From 2004 to 2005, Friedman served as the Director of Baseball Development for the Rays. He was promoted to the position of Executive Vice President of Baseball Operations and General Manager after the 2005 season, at the age of 28, replacing the club's first general manager, Chuck LaMar, who was fired following the club's eighth losing season in its eight years of existence.
Friedman gradually rebuilt the team, and it paid off in 2008 when the Rays made the postseason for the first time in franchise history, and advanced all the way to the World Series. For his efforts, he was named as Baseball Executive of the Year by Sporting News. They also made the playoffs in 2010, 2011 and 2013 under his tenure.

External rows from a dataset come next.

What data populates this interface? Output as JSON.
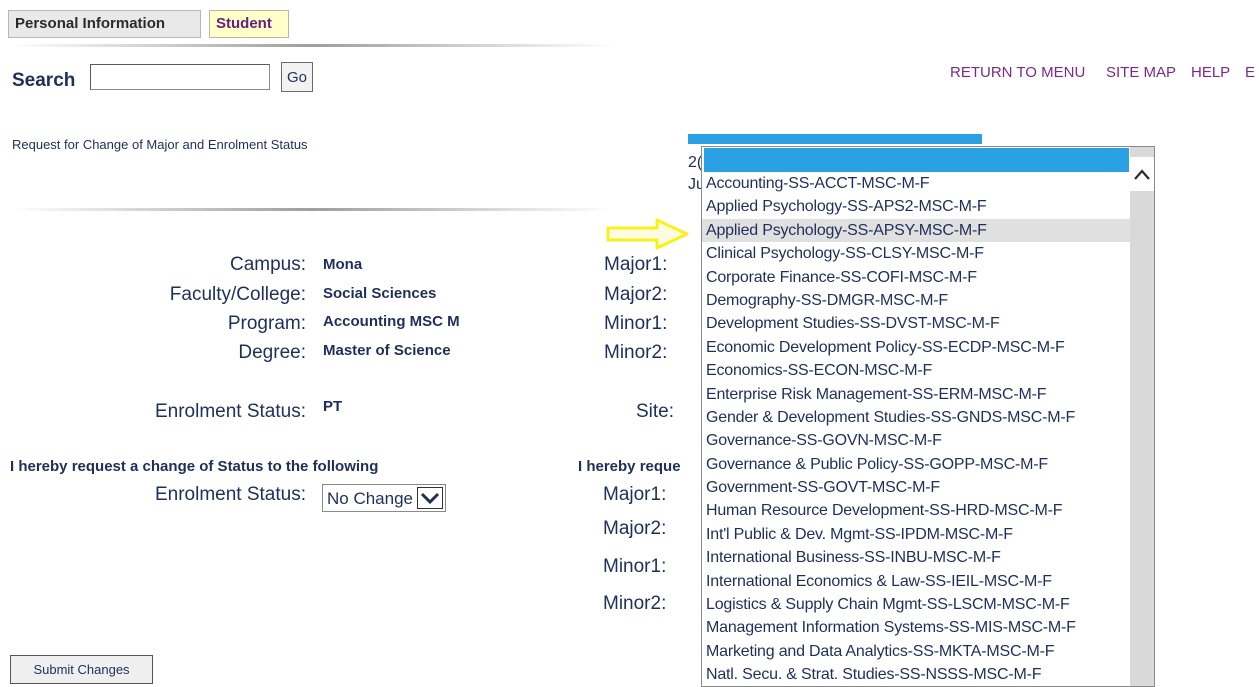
{
  "tabs": {
    "personal": "Personal Information",
    "student": "Student"
  },
  "search": {
    "label": "Search",
    "value": "",
    "go_label": "Go"
  },
  "topnav": {
    "return": "RETURN TO MENU",
    "sitemap": "SITE MAP",
    "help": "HELP",
    "cut": "E"
  },
  "page": {
    "heading": "Request for Change of Major and Enrolment Status"
  },
  "info": {
    "campus_label": "Campus:",
    "campus_value": "Mona",
    "faculty_label": "Faculty/College:",
    "faculty_value": "Social Sciences",
    "program_label": "Program:",
    "program_value": "Accounting MSC M",
    "degree_label": "Degree:",
    "degree_value": "Master of Science",
    "enrolment_label": "Enrolment Status:",
    "enrolment_value": "PT"
  },
  "right_labels": {
    "major1": "Major1:",
    "major2": "Major2:",
    "minor1": "Minor1:",
    "minor2": "Minor2:",
    "site": "Site:"
  },
  "change_request": {
    "status_heading": "I hereby request a change of Status to the following",
    "right_heading_partial": "I hereby reque",
    "enrolment_label": "Enrolment Status:",
    "enrolment_selected": "No Change",
    "major1": "Major1:",
    "major2": "Major2:",
    "minor1": "Minor1:",
    "minor2": "Minor2:"
  },
  "partial_text": {
    "l1": "2(",
    "l2": "Ju"
  },
  "submit_label": "Submit Changes",
  "dropdown": {
    "options": [
      "Accounting-SS-ACCT-MSC-M-F",
      "Applied Psychology-SS-APS2-MSC-M-F",
      "Applied Psychology-SS-APSY-MSC-M-F",
      "Clinical Psychology-SS-CLSY-MSC-M-F",
      "Corporate Finance-SS-COFI-MSC-M-F",
      "Demography-SS-DMGR-MSC-M-F",
      "Development Studies-SS-DVST-MSC-M-F",
      "Economic Development Policy-SS-ECDP-MSC-M-F",
      "Economics-SS-ECON-MSC-M-F",
      "Enterprise Risk Management-SS-ERM-MSC-M-F",
      "Gender & Development Studies-SS-GNDS-MSC-M-F",
      "Governance-SS-GOVN-MSC-M-F",
      "Governance & Public Policy-SS-GOPP-MSC-M-F",
      "Government-SS-GOVT-MSC-M-F",
      "Human Resource Development-SS-HRD-MSC-M-F",
      "Int'l Public & Dev. Mgmt-SS-IPDM-MSC-M-F",
      "International Business-SS-INBU-MSC-M-F",
      "International Economics & Law-SS-IEIL-MSC-M-F",
      "Logistics & Supply Chain Mgmt-SS-LSCM-MSC-M-F",
      "Management Information Systems-SS-MIS-MSC-M-F",
      "Marketing and Data Analytics-SS-MKTA-MSC-M-F",
      "Natl. Secu. & Strat. Studies-SS-NSSS-MSC-M-F"
    ],
    "highlighted_index": 2
  },
  "colors": {
    "accent_blue": "#29a1e2",
    "arrow_yellow": "#f7f21c",
    "nav_purple": "#7a2a8a"
  }
}
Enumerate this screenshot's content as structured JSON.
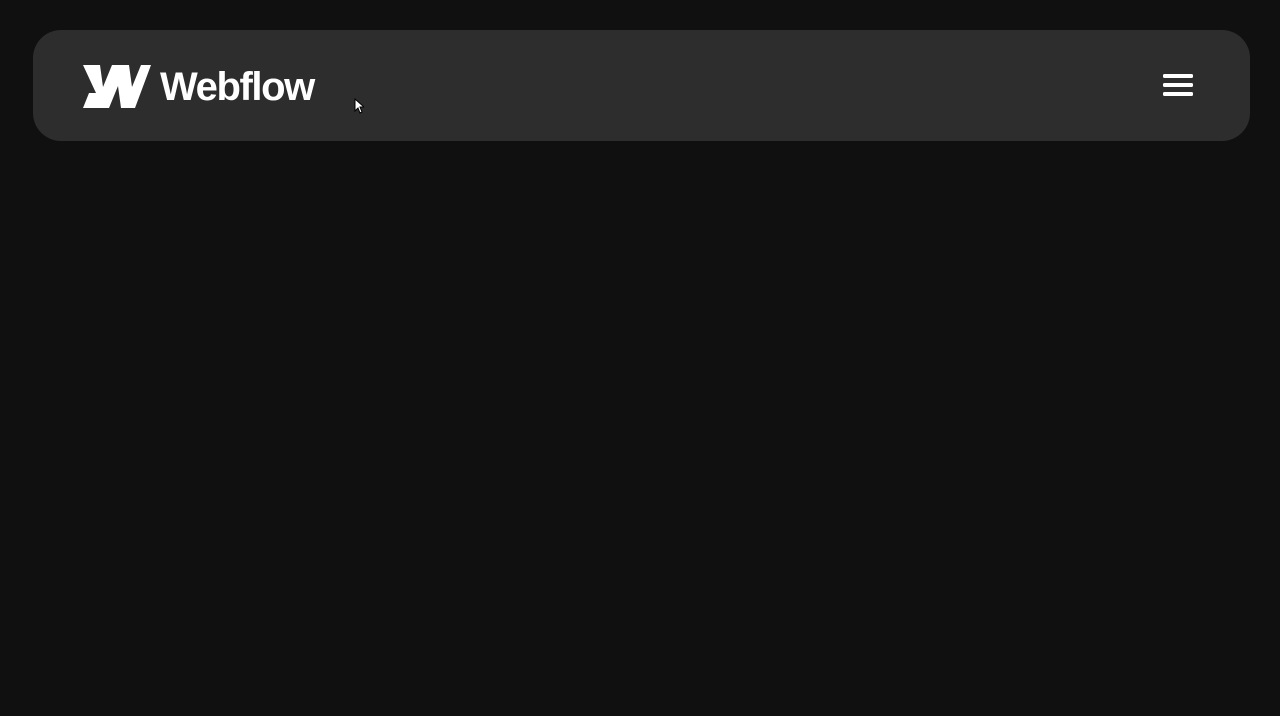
{
  "brand": {
    "name": "Webflow",
    "logo_icon": "webflow-w-logo"
  },
  "nav": {
    "menu_icon": "hamburger-menu-icon",
    "menu_aria_label": ""
  },
  "colors": {
    "page_background": "#101010",
    "navbar_background": "#2d2d2d",
    "foreground": "#ffffff"
  }
}
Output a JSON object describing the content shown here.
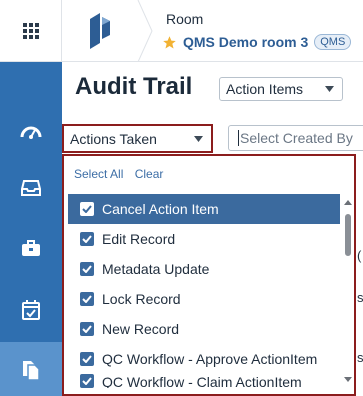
{
  "header": {
    "room_label": "Room",
    "room_name": "QMS Demo room 3",
    "room_badge": "QMS"
  },
  "nav": {
    "items": [
      {
        "icon": "dashboard-icon"
      },
      {
        "icon": "inbox-icon"
      },
      {
        "icon": "briefcase-icon"
      },
      {
        "icon": "calendar-check-icon"
      },
      {
        "icon": "documents-icon",
        "active": true
      }
    ]
  },
  "main": {
    "title": "Audit Trail",
    "type_select": "Action Items",
    "actions_select": "Actions Taken",
    "created_by_placeholder": "Select Created By"
  },
  "dropdown": {
    "select_all": "Select All",
    "clear": "Clear",
    "options": [
      {
        "label": "Cancel Action Item",
        "checked": true,
        "highlighted": true
      },
      {
        "label": "Edit Record",
        "checked": true
      },
      {
        "label": "Metadata Update",
        "checked": true
      },
      {
        "label": "Lock Record",
        "checked": true
      },
      {
        "label": "New Record",
        "checked": true
      },
      {
        "label": "QC Workflow - Approve ActionItem",
        "checked": true
      },
      {
        "label": "QC Workflow - Claim ActionItem",
        "checked": true
      }
    ]
  },
  "colors": {
    "rail": "#2f6fb0",
    "accent": "#2d5d94",
    "highlight": "#3b6a9e",
    "focus_border": "#8b1d1d"
  }
}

On October 14, 2014, it was announced that Friedman had left the Rays to become the President of Baseball Operations for the Los Angeles Dodgers. His contract with the Dodgers was reported at $35 million for five years, making him the highest-paid front-office executive in baseball. Upon joining the Dodgers Kasten called Friedman "one of the youngest and brightest minds in the game today."
In his first offseason with the Dodgers, Friedman and the new front office made a huge splash. Through free agency or trades, the Dodgers parted ways with shortstop Hanley Ramírez, outfielder Matt Kemp, second baseman Dee Gordon, and pitchers Brian Wilson and Dan Haren. However, they bolstered their farm system and added key players such as catcher Yasmani Grandal, infielders Howie Kendrick and Jimmy Rollins, and pitchers Brett Anderson & Mike Bolsinger. Friedman helped lead the Dodgers to their third straight National League West division title in 2015, his first season, but the team fell to the New York Mets in the National League Division Series (NLDS), 3–2.
The Dodgers opted not to spend big money on any outside free agents after the 2016 season, and instead re-signed their own three notable free agents: Rich Hill, Kenley Jansen, and Justin Turner. The 2017 Dodgers opened the season 35-25, but then won 44 of their next 51 games. Friedman's front office was again aggressive at the non-waiver trade deadline, trading for ace pitcher Yu Darvish and left-handed relievers Tony Watson and Tony Cingrani.